As regards the reasons for resorting to the private sector, from the studies recently carried out by CREA-Sanità (Observatory on waiting times and costs of health services in Regional Health Systems, II year - 2018, Rome 1.02.2019) we know that recourse to the private sector certainly has to do with the times of access to services and the relative costs. Waiting times in public and private structures with which we have an agreement are in fact considerably longer, in some cases even 10 times higher, than those in private structures and also compared to those of services provided in the public sector under the Intramoenia regime. While the differentials in terms of expenditure between the ticket and the cost of the service in the private sector or in Intramoenia are much less accentuated (this is in most cases a ratio of 1 to 2 or 1 to 3).

Furthermore, most of this private spending takes the form of an expense not intermediated by third parties, Which insurance companies and health funds, and as such subject to a particularly high risk in terms of lack of appropriateness and self-managed healthcare consumerism (as reported for example by the Gimbe Foundation in the 3rd Sustainability Report of the National Health Service of June 2018).
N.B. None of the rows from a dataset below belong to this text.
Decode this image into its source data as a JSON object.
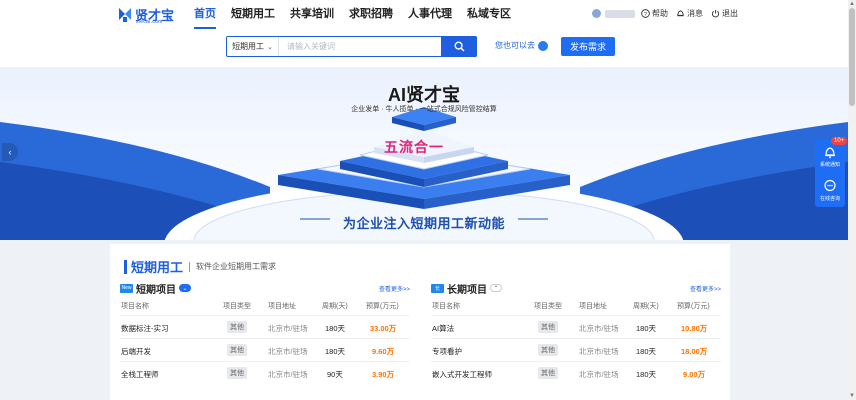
{
  "brand": {
    "name": "贤才宝",
    "domain": "xiecai.com",
    "primary": "#1e5fe0",
    "price_color": "#ff7300"
  },
  "nav": [
    {
      "label": "首页",
      "active": true
    },
    {
      "label": "短期用工"
    },
    {
      "label": "共享培训"
    },
    {
      "label": "求职招聘"
    },
    {
      "label": "人事代理"
    },
    {
      "label": "私域专区"
    }
  ],
  "user_menu": {
    "help": "帮助",
    "messages": "消息",
    "logout": "退出"
  },
  "search": {
    "category": "短期用工",
    "placeholder": "请输入关键词",
    "ask_label": "您也可以去",
    "publish_label": "发布需求"
  },
  "banner": {
    "title": "AI贤才宝",
    "subtitle": "企业发单 · 牛人揽单 · 一站式合规风险管控结算",
    "center_text": "五流合一",
    "slogan": "为企业注入短期用工新动能"
  },
  "side_float": {
    "badge": "10+",
    "notify_label": "系统通知",
    "consult_label": "在线咨询"
  },
  "section": {
    "title": "短期用工",
    "desc": "软件企业短期用工需求",
    "short": {
      "badge": "New",
      "title": "短期项目",
      "more": "查看更多>>",
      "headers": [
        "项目名称",
        "项目类型",
        "项目地址",
        "周期(天)",
        "预算(万元)"
      ],
      "rows": [
        {
          "name": "数据标注-实习",
          "type": "其他",
          "location": "北京市/驻场",
          "period": "180天",
          "budget": "33.00万"
        },
        {
          "name": "后端开发",
          "type": "其他",
          "location": "北京市/驻场",
          "period": "180天",
          "budget": "9.60万"
        },
        {
          "name": "全栈工程师",
          "type": "其他",
          "location": "北京市/驻场",
          "period": "90天",
          "budget": "3.90万"
        }
      ]
    },
    "long": {
      "badge": "长",
      "title": "长期项目",
      "more": "查看更多>>",
      "headers": [
        "项目名称",
        "项目类型",
        "项目地址",
        "周期(天)",
        "预算(万元)"
      ],
      "rows": [
        {
          "name": "AI算法",
          "type": "其他",
          "location": "北京市/驻场",
          "period": "180天",
          "budget": "10.80万"
        },
        {
          "name": "专项看护",
          "type": "其他",
          "location": "北京市/驻场",
          "period": "180天",
          "budget": "18.00万"
        },
        {
          "name": "嵌入式开发工程师",
          "type": "其他",
          "location": "北京市/驻场",
          "period": "180天",
          "budget": "9.00万"
        }
      ]
    }
  }
}
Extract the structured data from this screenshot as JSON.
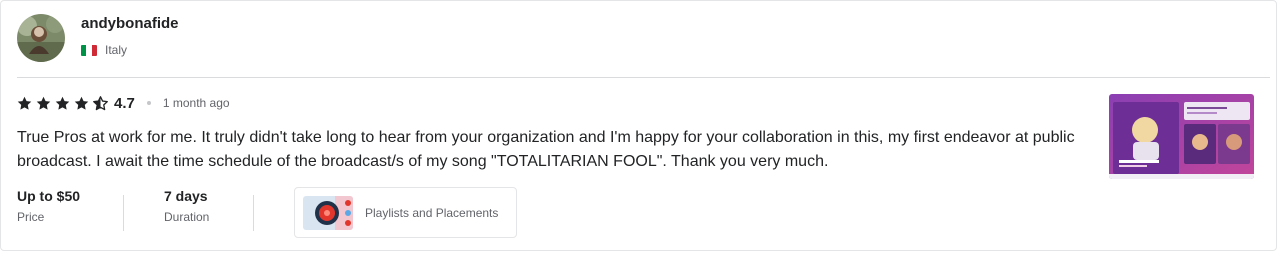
{
  "reviewer": {
    "username": "andybonafide",
    "country": "Italy",
    "flag_colors": [
      "#009246",
      "#ffffff",
      "#ce2b37"
    ]
  },
  "review": {
    "rating": "4.7",
    "rating_stars": 4.5,
    "time_ago": "1 month ago",
    "text": "True Pros at work for me. It truly didn't take long to hear from your organization and I'm happy for your collaboration in this, my first endeavor at public broadcast. I await the time schedule of the broadcast/s of my song \"TOTALITARIAN FOOL\". Thank you very much."
  },
  "order": {
    "price_value": "Up to $50",
    "price_label": "Price",
    "duration_value": "7 days",
    "duration_label": "Duration"
  },
  "service": {
    "name": "Playlists and Placements"
  },
  "colors": {
    "text_primary": "#222325",
    "text_secondary": "#62646a",
    "border": "#e4e5e7"
  }
}
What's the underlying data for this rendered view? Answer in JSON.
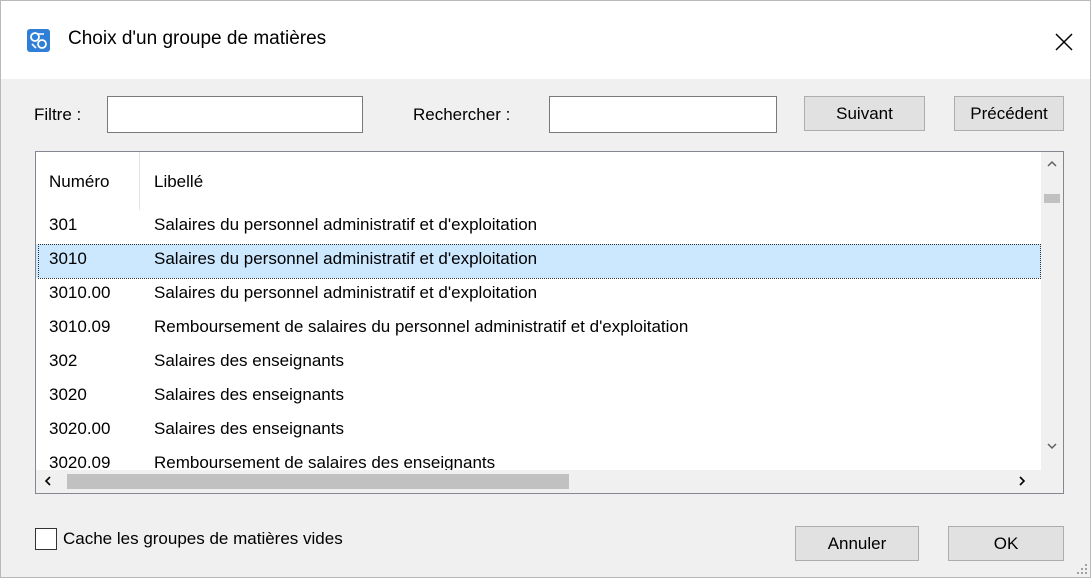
{
  "window": {
    "title": "Choix d'un groupe de matières",
    "icon": "app-icon"
  },
  "filter": {
    "label": "Filtre :",
    "value": "",
    "placeholder": ""
  },
  "search": {
    "label": "Rechercher :",
    "value": "",
    "placeholder": "",
    "next_label": "Suivant",
    "prev_label": "Précédent"
  },
  "list": {
    "columns": [
      "Numéro",
      "Libellé"
    ],
    "rows": [
      {
        "numero": "301",
        "libelle": "Salaires du personnel administratif et d'exploitation"
      },
      {
        "numero": "3010",
        "libelle": "Salaires du personnel administratif et d'exploitation"
      },
      {
        "numero": "3010.00",
        "libelle": "Salaires du personnel administratif et d'exploitation"
      },
      {
        "numero": "3010.09",
        "libelle": "Remboursement de salaires du personnel administratif et d'exploitation"
      },
      {
        "numero": "302",
        "libelle": "Salaires des enseignants"
      },
      {
        "numero": "3020",
        "libelle": "Salaires des enseignants"
      },
      {
        "numero": "3020.00",
        "libelle": "Salaires des enseignants"
      },
      {
        "numero": "3020.09",
        "libelle": "Remboursement de salaires des enseignants"
      }
    ],
    "selected_index": 1,
    "selection_color": "#cce8ff"
  },
  "footer": {
    "hide_empty_label": "Cache les groupes de matières vides",
    "hide_empty_checked": false,
    "cancel_label": "Annuler",
    "ok_label": "OK"
  }
}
And we know that the amount of healthcare expenses deducted in the tax return in 2018 amounted to 18 billion and 500 million euros, of which 3 billion and 300 million per co-payment. While the deductions for supplementary healthcare still amounted to 2018 billion and 6 million in 355. Above all, from the point of view of the strategic management of a universal healthcare service, private spending on healthcare out of pocket generates iniquity, as it favors citizens and families with greater economic resources.

In light of this situation, it can be said that as envisaged in the DEF for 2020 in terms of the abolition of the superticket from 1 September 2020, an increase of 2 billion in the National Health Fund and the allocation of two funds of 500 million each for innovative oncological and non-oncological drugs, it certainly goes in the desirable direction of promote equity and the universality of services, reducing the costs charged to users and trying to improve and expand the offer, but constitutes still too weak an intervention compared to the reality of Italian private health expenditure.